THE Central African Republic has opened an investigation after four soldiers from the French Foreign Legion operating under a UN mandate were arrested in Bangui on Monday, accused of planning to ‘assassinate’ the head of state.
Tuesday’s announcement came on the same day that France and the United States accused mercenaries working for the Russian private security company Wagner of having ‘executed and massacred’ dozens of civilians.
US and French ambassadors to the United Nations voiced their grievances at the UN Security Council, alleging that the Wagner group was conducting a ‘systematic campaign of terror’ in the Central African Republic where they are fighting the rebel forces alongside the regular army.
The four Legionnaires arrested on Monday at Bangui airport were reportedly heavily armed and in army fatigues.

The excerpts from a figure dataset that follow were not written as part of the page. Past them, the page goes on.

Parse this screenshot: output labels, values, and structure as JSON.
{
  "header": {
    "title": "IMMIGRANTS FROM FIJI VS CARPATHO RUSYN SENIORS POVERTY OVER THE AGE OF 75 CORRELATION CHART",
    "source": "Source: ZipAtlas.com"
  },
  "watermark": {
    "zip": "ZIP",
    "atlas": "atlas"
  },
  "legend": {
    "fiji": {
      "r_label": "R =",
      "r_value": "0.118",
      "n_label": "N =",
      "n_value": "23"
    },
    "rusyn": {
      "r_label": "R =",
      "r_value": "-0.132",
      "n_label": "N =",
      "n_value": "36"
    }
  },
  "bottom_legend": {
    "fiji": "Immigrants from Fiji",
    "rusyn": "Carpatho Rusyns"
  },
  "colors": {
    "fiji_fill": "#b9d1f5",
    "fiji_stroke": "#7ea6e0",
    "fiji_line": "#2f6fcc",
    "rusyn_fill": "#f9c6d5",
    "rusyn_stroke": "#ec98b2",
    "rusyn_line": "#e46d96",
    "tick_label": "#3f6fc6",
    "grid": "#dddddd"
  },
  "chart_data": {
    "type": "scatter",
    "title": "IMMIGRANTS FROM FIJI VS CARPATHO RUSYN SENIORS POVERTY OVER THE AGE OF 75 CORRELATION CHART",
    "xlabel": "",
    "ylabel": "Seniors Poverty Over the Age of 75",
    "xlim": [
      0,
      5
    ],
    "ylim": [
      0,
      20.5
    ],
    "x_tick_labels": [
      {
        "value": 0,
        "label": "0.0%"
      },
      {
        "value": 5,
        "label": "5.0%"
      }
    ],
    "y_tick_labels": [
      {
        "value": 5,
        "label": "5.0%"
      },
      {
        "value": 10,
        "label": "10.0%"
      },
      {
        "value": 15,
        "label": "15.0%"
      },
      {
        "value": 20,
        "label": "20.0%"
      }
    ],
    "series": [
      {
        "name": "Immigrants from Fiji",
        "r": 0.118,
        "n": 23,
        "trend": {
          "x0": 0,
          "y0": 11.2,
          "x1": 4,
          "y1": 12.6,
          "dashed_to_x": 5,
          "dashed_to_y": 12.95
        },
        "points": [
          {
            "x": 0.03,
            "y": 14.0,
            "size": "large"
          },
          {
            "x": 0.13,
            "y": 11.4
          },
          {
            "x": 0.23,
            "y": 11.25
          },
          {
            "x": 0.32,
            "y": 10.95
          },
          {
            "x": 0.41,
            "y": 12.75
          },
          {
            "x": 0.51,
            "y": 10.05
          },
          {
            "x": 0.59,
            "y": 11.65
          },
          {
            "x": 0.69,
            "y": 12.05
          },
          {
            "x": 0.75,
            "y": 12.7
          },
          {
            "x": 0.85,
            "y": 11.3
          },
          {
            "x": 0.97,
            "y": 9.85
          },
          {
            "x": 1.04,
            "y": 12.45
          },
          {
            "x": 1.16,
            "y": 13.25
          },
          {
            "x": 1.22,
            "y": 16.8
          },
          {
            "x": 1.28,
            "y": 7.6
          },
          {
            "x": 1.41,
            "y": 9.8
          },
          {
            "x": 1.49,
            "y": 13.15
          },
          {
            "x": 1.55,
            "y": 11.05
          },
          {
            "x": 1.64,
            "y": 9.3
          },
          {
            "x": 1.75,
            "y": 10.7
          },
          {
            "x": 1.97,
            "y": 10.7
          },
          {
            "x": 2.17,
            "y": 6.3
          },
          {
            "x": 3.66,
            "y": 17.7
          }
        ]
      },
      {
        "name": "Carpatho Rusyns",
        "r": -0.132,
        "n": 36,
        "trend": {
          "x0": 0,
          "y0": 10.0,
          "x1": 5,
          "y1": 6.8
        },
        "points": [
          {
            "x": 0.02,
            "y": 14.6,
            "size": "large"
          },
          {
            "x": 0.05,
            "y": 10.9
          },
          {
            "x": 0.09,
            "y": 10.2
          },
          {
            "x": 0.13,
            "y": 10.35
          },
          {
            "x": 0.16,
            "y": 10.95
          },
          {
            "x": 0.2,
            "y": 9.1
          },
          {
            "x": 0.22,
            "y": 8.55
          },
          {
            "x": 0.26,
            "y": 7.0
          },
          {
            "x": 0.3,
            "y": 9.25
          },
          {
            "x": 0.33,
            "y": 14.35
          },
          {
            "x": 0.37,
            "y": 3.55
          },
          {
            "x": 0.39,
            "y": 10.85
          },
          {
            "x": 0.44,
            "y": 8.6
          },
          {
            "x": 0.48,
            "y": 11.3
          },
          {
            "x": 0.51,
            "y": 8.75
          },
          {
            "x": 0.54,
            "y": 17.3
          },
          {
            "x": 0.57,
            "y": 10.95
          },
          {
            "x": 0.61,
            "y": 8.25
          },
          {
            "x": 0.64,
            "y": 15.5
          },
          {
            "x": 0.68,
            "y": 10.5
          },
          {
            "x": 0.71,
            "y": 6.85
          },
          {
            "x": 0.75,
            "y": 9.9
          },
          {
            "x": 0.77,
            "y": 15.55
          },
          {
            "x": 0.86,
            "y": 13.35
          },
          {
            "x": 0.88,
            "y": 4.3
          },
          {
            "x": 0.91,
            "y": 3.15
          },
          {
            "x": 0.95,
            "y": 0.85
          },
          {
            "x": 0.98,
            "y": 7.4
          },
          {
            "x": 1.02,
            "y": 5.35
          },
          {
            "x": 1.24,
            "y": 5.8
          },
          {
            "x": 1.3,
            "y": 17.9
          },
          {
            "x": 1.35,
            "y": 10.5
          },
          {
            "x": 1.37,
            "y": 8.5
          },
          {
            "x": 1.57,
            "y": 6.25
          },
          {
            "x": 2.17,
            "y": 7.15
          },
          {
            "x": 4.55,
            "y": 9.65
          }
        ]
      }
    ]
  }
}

According to the Bangui public prosecutor, the accused are believed to be either French, Italian, Romanian or Bulgarian nationals, who were allegedly travelling in an unmarked vehicle without a UN logo.
The French army and United Nations maintain the men were escorting French General Stephane Marchenoir, chief of staff of the UN peacekeeping force in Central African Republic to the airport, where he was taking a plane to Paris.
However, the four were immediately accused on several private accounts on social networks – many with photos of their equipment – of having wanted to ‘assassinate’ the Central African President Faustin Archange Touadéra.
Touadéra’s convoy was reportedly due to pass through the same area at the same time.
Paris and the have UN forcefully denied the allegations, denouncing the accusations as ‘disinformation’ and ‘gross manipulation.’
Proxy war of words
The incident comes at a time when relations between France and its former colony are increasingly tense, exacerbated by a bitter war of influence between Paris and Moscow in the country, which has been in civil conflict since 2013.
France accuses the Central African Republic of being ‘complicit’ in an anti-French campaign orchestrated by Moscow, notably through trolling on social networks and some media outlets.
Moscow blames Paris for accusing Wagner’s paramilitaries of having seized power and resources in the country.